It might seem ironic, but it took a Jewish guy to protect a member of the Ku Klux Klan from at least 30 angry counter protesters this past weekend when his fellow Klansmen abandoned him.
Six members of the white supremacist group had showed up for the planned anti-immigration rally on the “white lives matter” theme, according to Anaheim Police Dept. Spokesperson Sgt. Daron Wyatt. Several were wearing navy blue uniforms, with a patch of the Confederate flag sewn on the sleeve.
The Klan leader knocked to the ground was Will Quigg, national leader of the group, as the scuffle quickly became a beat-down. The Klansman was taking the worst of it when Prof.
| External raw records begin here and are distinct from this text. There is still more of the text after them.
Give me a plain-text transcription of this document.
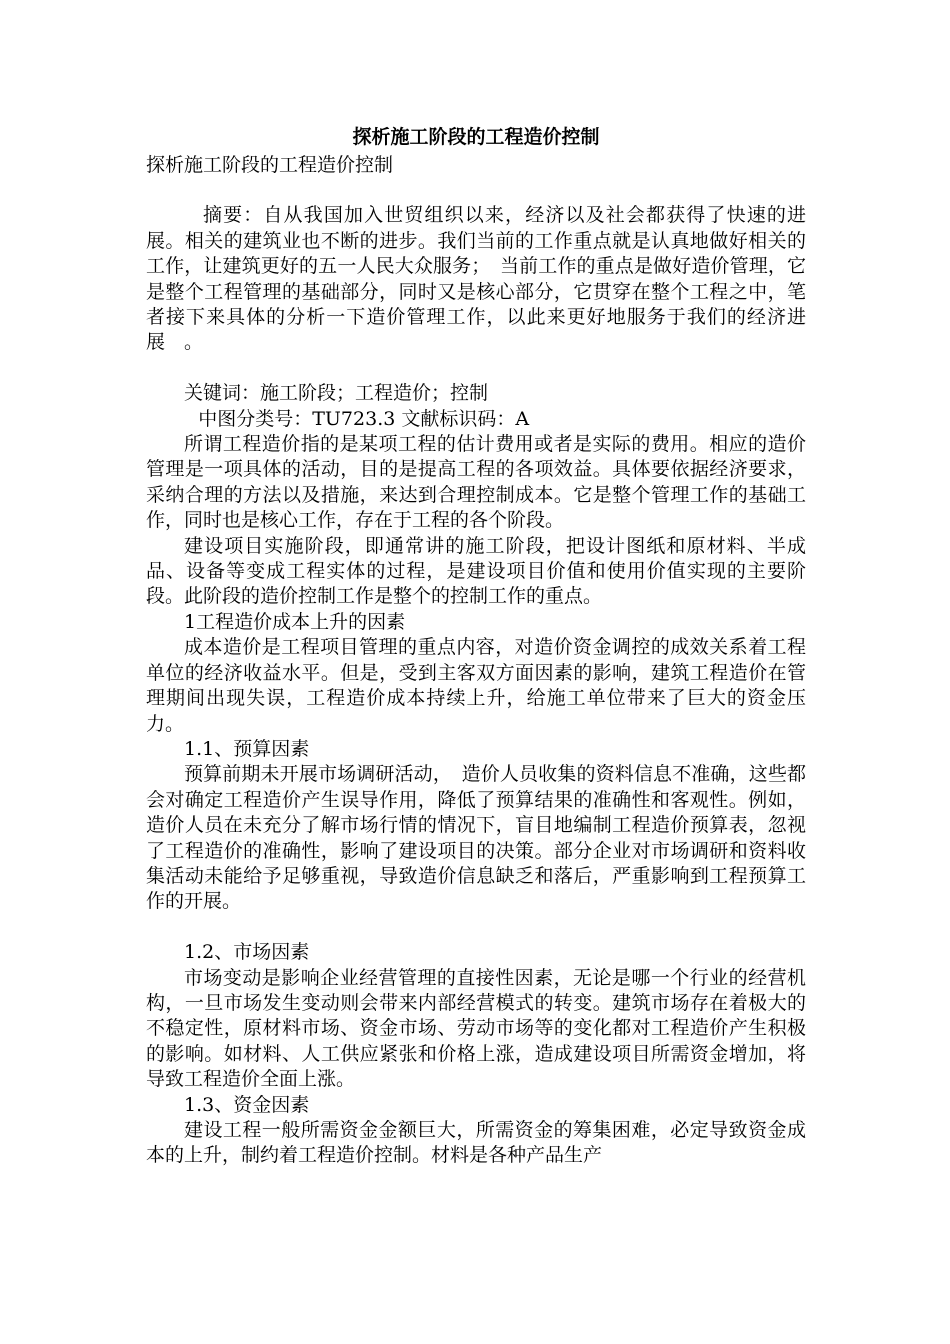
探析施工阶段的工程造价控制

探析施工阶段的工程造价控制

摘要：自从我国加入世贸组织以来，经济以及社会都获得了快速的进展。相关的建筑业也不断的进步。我们当前的工作重点就是认真地做好相关的工作，让建筑更好的五一人民大众服务；　当前工作的重点是做好造价管理，它是整个工程管理的基础部分，同时又是核心部分，它贯穿在整个工程之中，笔者接下来具体的分析一下造价管理工作，以此来更好地服务于我们的经济进展　。

关键词：施工阶段；工程造价；控制

中图分类号：TU723.3 文献标识码：A

所谓工程造价指的是某项工程的估计费用或者是实际的费用。相应的造价管理是一项具体的活动，目的是提高工程的各项效益。具体要依据经济要求，采纳合理的方法以及措施，来达到合理控制成本。它是整个管理工作的基础工作，同时也是核心工作，存在于工程的各个阶段。

建设项目实施阶段，即通常讲的施工阶段，把设计图纸和原材料、半成品、设备等变成工程实体的过程，是建设项目价值和使用价值实现的主要阶段。此阶段的造价控制工作是整个的控制工作的重点。

1工程造价成本上升的因素

成本造价是工程项目管理的重点内容，对造价资金调控的成效关系着工程单位的经济收益水平。但是，受到主客双方面因素的影响，建筑工程造价在管理期间出现失误，工程造价成本持续上升，给施工单位带来了巨大的资金压力。

1.1、预算因素

预算前期未开展市场调研活动，　造价人员收集的资料信息不准确，这些都会对确定工程造价产生误导作用，降低了预算结果的准确性和客观性。例如，造价人员在未充分了解市场行情的情况下，盲目地编制工程造价预算表，忽视了工程造价的准确性，影响了建设项目的决策。部分企业对市场调研和资料收集活动未能给予足够重视，导致造价信息缺乏和落后，严重影响到工程预算工作的开展。

1.2、市场因素

市场变动是影响企业经营管理的直接性因素，无论是哪一个行业的经营机构，一旦市场发生变动则会带来内部经营模式的转变。建筑市场存在着极大的不稳定性，原材料市场、资金市场、劳动市场等的变化都对工程造价产生积极的影响。如材料、人工供应紧张和价格上涨，造成建设项目所需资金增加，将导致工程造价全面上涨。

1.3、资金因素

建设工程一般所需资金金额巨大，所需资金的筹集困难，必定导致资金成本的上升，制约着工程造价控制。材料是各种产品生产
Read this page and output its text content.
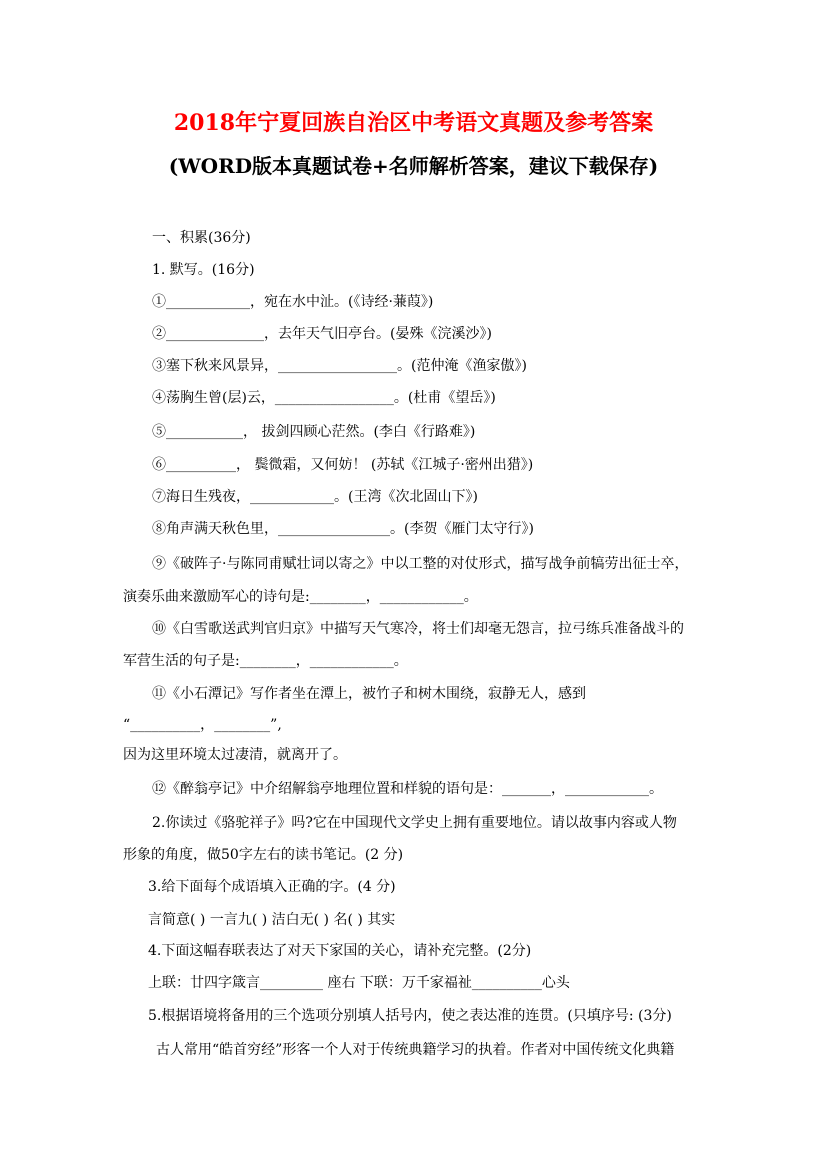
2018年宁夏回族自治区中考语文真题及参考答案
(WORD版本真题试卷+名师解析答案，建议下载保存)
一、积累(36分)
1. 默写。(16分)
①____________，宛在水中沚。(《诗经·蒹葭》)
②______________，去年天气旧亭台。(晏殊《浣溪沙》)
③塞下秋来风景异，_________________。(范仲淹《渔家傲》)
④荡胸生曾(层)云，_________________。(杜甫《望岳》)
⑤___________， 拔剑四顾心茫然。(李白《行路难》)
⑥__________， 鬓微霜，又何妨！ (苏轼《江城子·密州出猎》)
⑦海日生残夜，____________。(王湾《次北固山下》)
⑧角声满天秋色里，________________。(李贺《雁门太守行》)
⑨《破阵子·与陈同甫赋壮词以寄之》中以工整的对仗形式，描写战争前犒劳出征士卒，
演奏乐曲来激励军心的诗句是:________，____________。
⑩《白雪歌送武判官归京》中描写天气寒冷，将士们却毫无怨言，拉弓练兵准备战斗的
军营生活的句子是:________，____________。
⑪《小石潭记》写作者坐在潭上，被竹子和树木围绕，寂静无人，感到
“__________，________”,
因为这里环境太过凄清，就离开了。
⑫《醉翁亭记》中介绍解翁亭地理位置和样貌的语句是：_______，____________。
2.你读过《骆驼祥子》吗?它在中国现代文学史上拥有重要地位。请以故事内容或人物
形象的角度，做50字左右的读书笔记。(2 分)
3.给下面每个成语填入正确的字。(4 分)
言简意( ) 一言九( ) 洁白无( ) 名( ) 其实
4.下面这幅春联表达了对天下家国的关心，请补充完整。(2分)
上联：廿四字箴言_________ 座右 下联：万千家福祉__________心头
5.根据语境将备用的三个选项分别填人括号内，使之表达准的连贯。(只填序号: (3分)
古人常用“皓首穷经”形客一个人对于传统典籍学习的执着。作者对中国传统文化典籍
Brian Levin stepped in.
Levin is the director of the Center for the Study of Hate and Extremism at Cal State San Bernardino.
“The protesters were going to tear these guys limb for limb,” he told Guns.com . “I don’t know how long I could’ve held them back.” Levin was there to witness and record the KKK, which he has been doing for several years. But police had not yet arrived, and violence had started.
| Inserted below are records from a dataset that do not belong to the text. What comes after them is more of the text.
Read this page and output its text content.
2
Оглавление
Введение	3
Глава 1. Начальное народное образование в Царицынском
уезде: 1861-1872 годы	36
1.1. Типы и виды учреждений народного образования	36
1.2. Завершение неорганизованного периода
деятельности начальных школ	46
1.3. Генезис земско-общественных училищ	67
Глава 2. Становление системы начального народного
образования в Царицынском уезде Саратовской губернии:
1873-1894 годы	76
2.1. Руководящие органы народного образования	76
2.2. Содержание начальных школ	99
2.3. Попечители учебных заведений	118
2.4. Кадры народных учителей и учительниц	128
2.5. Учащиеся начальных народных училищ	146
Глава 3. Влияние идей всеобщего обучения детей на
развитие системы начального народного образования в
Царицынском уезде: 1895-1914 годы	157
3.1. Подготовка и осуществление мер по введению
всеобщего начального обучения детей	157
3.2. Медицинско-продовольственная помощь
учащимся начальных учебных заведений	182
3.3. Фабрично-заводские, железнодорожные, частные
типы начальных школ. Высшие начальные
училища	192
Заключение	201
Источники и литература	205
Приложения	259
“I’ve seen this before,” Levin said. “You don’t want a hostile crowd with a stationary target on the ground. Once you get a crowd going, it doesn’t stop.”
Wyatt said Klansmen stabbed three protesters, including one who was stabbed with “the decorative end of a flagpole” and rushed to a nearby hospital in critical condition. A total of five people were injured, including two from the hate group.
Police had not expected the counter protesters would become violent. “The KKK, as reprehensible as it may be, is protected by the First Amendment,” Wyatt said. “They have a right under the Constitution to say what they want to say.”
Levin made it clear he was not protecting the Klansman on philosophical grounds, but rather to ensure that no one was killed in the violence. He later asked the KKK member how it felt to have his life saved by a Jewish man. “I thank you,” the Klansman replied. “I thank you.”